We meet Star (Sasha Lane) in a dumpster, looking for food. Quickly, she encounters a group of teenagers in a nearby mega-store and sees a chance to escape her unhappy home life. This group of smiling, jumping, dancing people, led by a flirtatious Jake (Shia LaBeouf), offer a way out for Star. Where they’re going to take her isn’t as important as the idea that they’re going somewhere, anywhere other than here. She learns that Jake is one of the leaders of the group, who travel the country selling magazines door to door. They really just do it enough to get food and lodging so they can keep doing it. They’re living day to day—partying, drinking, and singing their way across the country.  

There are scant few traditional narrative elements to “American Honey.” There’s a bit of a villain in Riley Keough’s Krystal, the head of the magazine sales group who collects the cash and makes the assignments. And there’s an inevitable bit of a love story between Star and Jake, although it’s not a film anyone could call a romance. This is a not a film tied to plot. It often follows Star on adventures in the magazine sales trade, bringing her back to the group after random encounters across the country. And it is a film in which people convey emotion more through action and music than dialogue. When they’re happy, they dance—Arnold’s film is filled with pop songs, many of which are played in their entirety. When they sing along, they’re expressing the feeling of community they have created and that they need so badly. There’s a key moment near the end in which they all start slowly singing along to the same tune, almost one line at a time, until they are all together—multiple voices in common song.

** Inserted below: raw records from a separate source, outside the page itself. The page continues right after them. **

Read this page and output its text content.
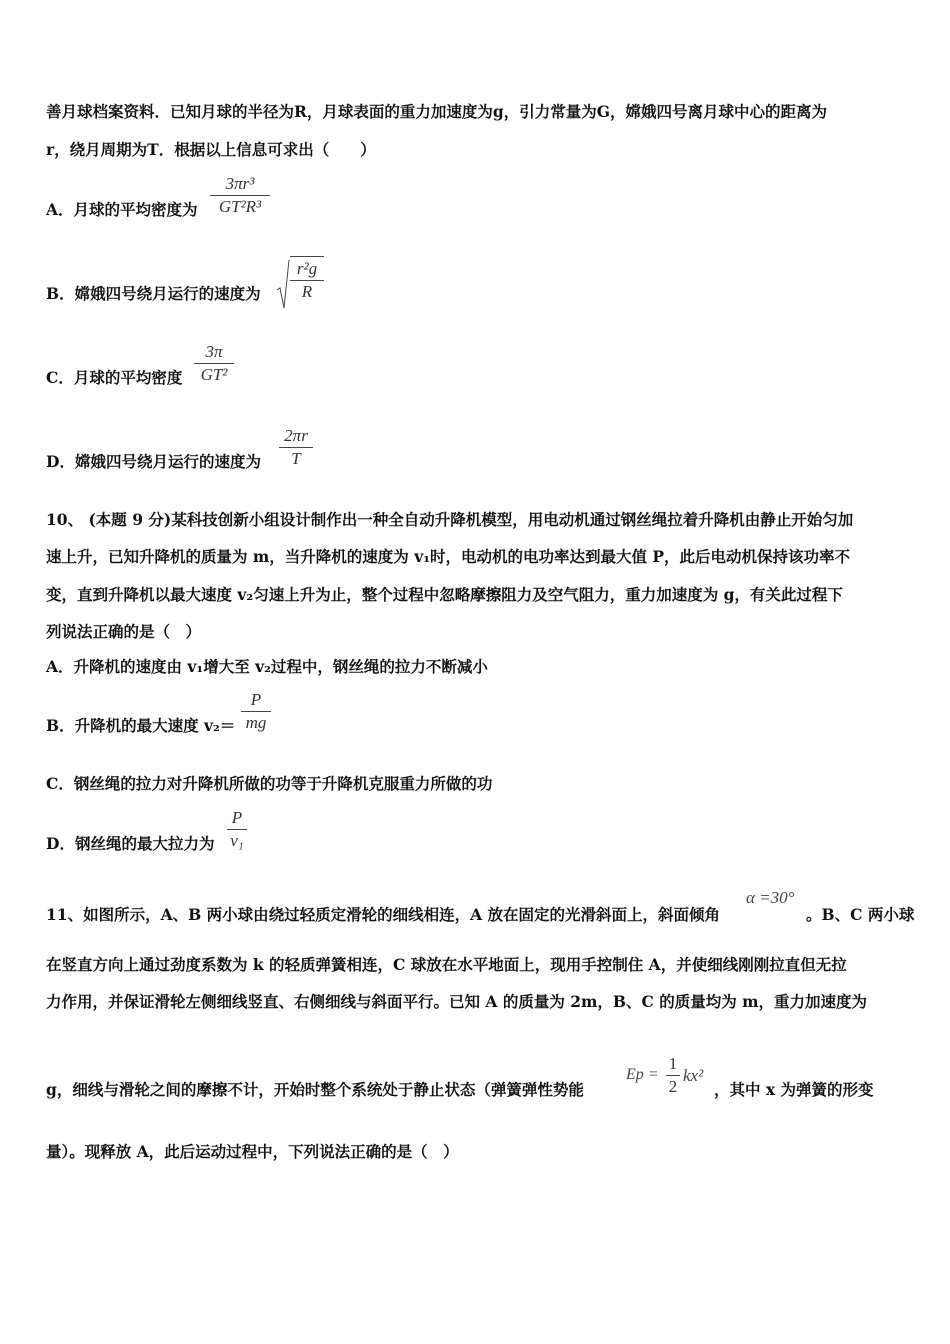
善月球档案资料．已知月球的半径为R，月球表面的重力加速度为g，引力常量为G，嫦娥四号离月球中心的距离为
r，绕月周期为T．根据以上信息可求出（　　）
A．月球的平均密度为
3πr³
GT²R³
B．嫦娥四号绕月运行的速度为
r²g
R
C．月球的平均密度
3π
GT²
D．嫦娥四号绕月运行的速度为
2πr
T
10、 (本题 9 分)某科技创新小组设计制作出一种全自动升降机模型，用电动机通过钢丝绳拉着升降机由静止开始匀加
速上升，已知升降机的质量为 m，当升降机的速度为 v₁时，电动机的电功率达到最大值 P，此后电动机保持该功率不
变，直到升降机以最大速度 v₂匀速上升为止，整个过程中忽略摩擦阻力及空气阻力，重力加速度为 g，有关此过程下
列说法正确的是（　）
A．升降机的速度由 v₁增大至 v₂过程中，钢丝绳的拉力不断减小
B．升降机的最大速度 v₂＝
P
mg
C．钢丝绳的拉力对升降机所做的功等于升降机克服重力所做的功
D．钢丝绳的最大拉力为
P
v₁
11、如图所示，A、B 两小球由绕过轻质定滑轮的细线相连，A 放在固定的光滑斜面上，斜面倾角
α =30°
。B、C 两小球
在竖直方向上通过劲度系数为 k 的轻质弹簧相连，C 球放在水平地面上，现用手控制住 A，并使细线刚刚拉直但无拉
力作用，并保证滑轮左侧细线竖直、右侧细线与斜面平行。已知 A 的质量为 2m，B、C 的质量均为 m，重力加速度为
g，细线与滑轮之间的摩擦不计，开始时整个系统处于静止状态（弹簧弹性势能
Ep =
1
2
kx²
，其中 x 为弹簧的形变
量）。现释放 A，此后运动过程中，下列说法正确的是（　）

Arnold shoots “American Honey” in her typical full-frame 1.33:1 style and it creates a visually fascinating aesthetic. One might think that it would hamper a film that could have so easily taken advantage of the widescreen vistas of the heart of the country, but it’s effective because it keeps us with our characters instead of visually wandering the landscape. It creates a privacy, a sense that we’re in the van with Star and the rest of the gang, joining them on this journey. And Arnold and cinematographer Robbie Ryanoften shoot their teenagers from below, casting them larger than life against the blue sky.